Запредельный градус

Опубликовано: Сборник рассказов "Запредельный градус", 2011 г.


Таня шла по улице, словно плыла сквозь густое марево, и вела за руку Валерку. Мать с ребёнком направлялись в городской парк. Асфальт плавился под их сандалиями. Июль выдался такой термоядерный, что Петербург превратился в турецкую парную. Город обволакивала влажная жара, от которой можно было спрятаться только в ванной, наполненной холодной водой.
Поезжай, милая, уговаривал её Дима, бери Валерку и поезжай. Я доделаю свои дела в Североморске и приеду к вам, ты даже соскучиться не успеешь. А вы пока обживётесь, привыкните к Питеру, да и начнёшь искать работу, сына запишешь в садик…
Тане не хотелось расставаться с мужем, но она послушалась. И уже в первый день, проведённый в Петербурге,  страшно об этом пожалела.
За то время, пока муж на Севере зарабатывал деньги на квартиру, они привыкли к суровым зимам и скудному лету, и не чувствовали себя ущемлёнными оттого, что почти не видят солнца.  Конечно, редкие поездки в Турцию были настоящими праздниками. Но такое…
И сегодня, увидев, что  уличный термометр показывает +52 на солнце, Таня тихо охнула. Да ещё окна в их крошечной однокомнатной квартирке выходили на запад, поэтому после шестнадцати часов пребывание дома становилось чуть ли не смертельно опасным.
– Мне тут не нравится, – накануне призналась Таня мужу, который позвонил по межгороду вечером. – Всего два дня мы с Валеркой в Питере,  а уже хочется взвыть. Жара дикая, и всякая чертовщина происходит. Не город, а коробок с сюрпризами,  причём такими мрачными… Знаешь, ты или приезжай поскорее, или… может, нам вернуться  домой?
– Какой дом, ты что, родная? Теперь наш дом – это Петербург. Я в конце лета  приступаю к новой работе. Ты же всегда хотела тут жить…
– Расхотела, – сказала она угрюмо.
– Да брось ты, освоишься, всё будет хорошо, – бодро произнёс Дима. – А что за сюрпризы? 
Таня ответила уклончиво, а про себя пожалела, что вообще завела об этом речь. Дима бы не понял. Он был реалистом.
А дело было в том, что город ежедневно, ежечасно подсовывал ей «знаки». Под «знаками» Таня подразумевала всё, что видела вокруг себя необычного, не укладывающегося в привычные рамки.
В первый день после приезда, например,  прямо на её глазах в метро умер пожилой мужчина.  Наверное, от жары. Таня не сразу поняла, что происходит, когда увидела, как какой-то полный человек, дико скалясь, ритмично подтягивается  на перилах лестницы, ведущей к выходу из станции метро, словно пытаясь поднять своё тело вверх, и вновь оседает на корточки. Он был так увлечён своей странной  гимнастикой, что его лоб покрылся испариной, и пена выступила на губах. И только услышав сдавленное рычание, Таня поняла, что он не пьяный.

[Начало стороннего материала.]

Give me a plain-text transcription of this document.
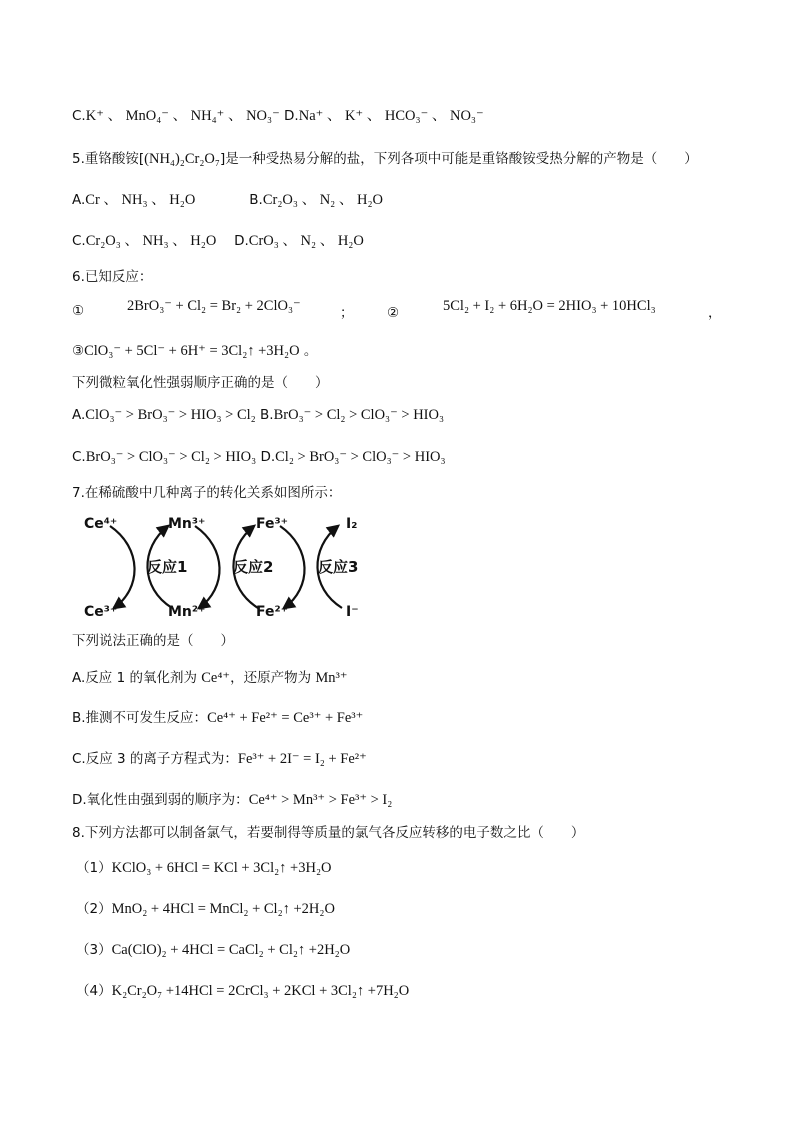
C.K⁺ 、 MnO₄⁻ 、 NH₄⁺ 、 NO₃⁻ D.Na⁺ 、 K⁺ 、 HCO₃⁻ 、 NO₃⁻
5.重铬酸铵[(NH₄)₂Cr₂O₇]是一种受热易分解的盐，下列各项中可能是重铬酸铵受热分解的产物是（　　）
A.Cr 、 NH₃ 、 H₂O　　　　	B.Cr₂O₃ 、 N₂ 、 H₂O
C.Cr₂O₃ 、 NH₃ 、 H₂O　 D.CrO₃ 、 N₂ 、 H₂O
6.已知反应：
①	2BrO₃⁻ + Cl₂ = Br₂ + 2ClO₃⁻	； ②	5Cl₂ + I₂ + 6H₂O = 2HIO₃ + 10HCl₃	，
③ClO₃⁻ + 5Cl⁻ + 6H⁺ = 3Cl₂↑ +3H₂O 。
下列微粒氧化性强弱顺序正确的是（　　）
A.ClO₃⁻ > BrO₃⁻ > HIO₃ > Cl₂ B.BrO₃⁻ > Cl₂ > ClO₃⁻ > HIO₃
C.BrO₃⁻ > ClO₃⁻ > Cl₂ > HIO₃ D.Cl₂ > BrO₃⁻ > ClO₃⁻ > HIO₃
7.在稀硫酸中几种离子的转化关系如图所示：
下列说法正确的是（　　）
A.反应 1 的氧化剂为 Ce⁴⁺，还原产物为 Mn³⁺
B.推测不可发生反应：Ce⁴⁺ + Fe²⁺ = Ce³⁺ + Fe³⁺
C.反应 3 的离子方程式为：Fe³⁺ + 2I⁻ = I₂ + Fe²⁺
D.氧化性由强到弱的顺序为：Ce⁴⁺ > Mn³⁺ > Fe³⁺ > I₂
8.下列方法都可以制备氯气，若要制得等质量的氯气各反应转移的电子数之比（　　）
（1）KClO₃ + 6HCl = KCl + 3Cl₂↑ +3H₂O
（2）MnO₂ + 4HCl = MnCl₂ + Cl₂↑ +2H₂O
（3）Ca(ClO)₂ + 4HCl = CaCl₂ + Cl₂↑ +2H₂O
（4）K₂Cr₂O₇ +14HCl = 2CrCl₃ + 2KCl + 3Cl₂↑ +7H₂O
Ce⁴⁺	Mn³⁺	Fe³⁺	I₂
Ce³⁺	Mn²⁺	Fe²⁺	I⁻
反应1	反应2	反应3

Тане стало жутко, но, несмотря на парализующий волю страх, она чуть не вышла из вагона, чтобы помочь. Её удержало только присутствие Валерки, который мог испугаться. Однако Танина помощь не потребовалась,  поскольку мужчину уже обступили молодые люди и девушки в форме милицейских курсантов. Двое парней пытались  разжать его сведённые судорогой пальцы. Девушки стояли вокруг молчаливым караулом, насупленные. Подтянулись ещё какие-то люди. И когда  электричка  с Таней и Валеркой, закрыв двери, тихо тронулась с места, она увидела, что мужчина упал, чуть не подмяв под себя двух курсантов, пару раз дёрнулся и затих. 
Таня знала, что не скоро сможет забыть увиденное. Страшная предсмертная гимнастика. Безжизненное тело на ступеньках и строгие курсанты в серой форме. Липкий пот между лопатками и ниже спины. Радостно щебечущий  ребёнок, который пока ещё ничего не понимает и поэтому не боится.
А на следующий день, когда они с Валеркой ездили  в центр развлечений «Гранд Каньон», Таня в метро  увидела девушку с одной рукой.  Совсем молоденькая, с хвостиком, в майке и шортах, с левой стороны – девушка как девушка, ничем не отличающаяся от других. Однако когда толпа повернула в тоннель, уходящий вбок, оказалось, что с правой стороны у девушки отсутствовала рука. Там, где у всех нормальных людей был плечевой сустав, туловище девушки оканчивалось толстым уродливым рубцом.
Девушка шла впереди неторопливой походкой, и всё поправляла волосы над правым ухом – левой рукой. А люди  делали вид, что ничего не замечают, однако вокруг  однорукой девушки образовалось пустое пространство, чуть ли не метр на метр, и она плыла в этом пространстве одна, с отрешённым выражением лица, привыкшая, очевидно, к реакции окружающих и давно уставшая ненавидеть их за это.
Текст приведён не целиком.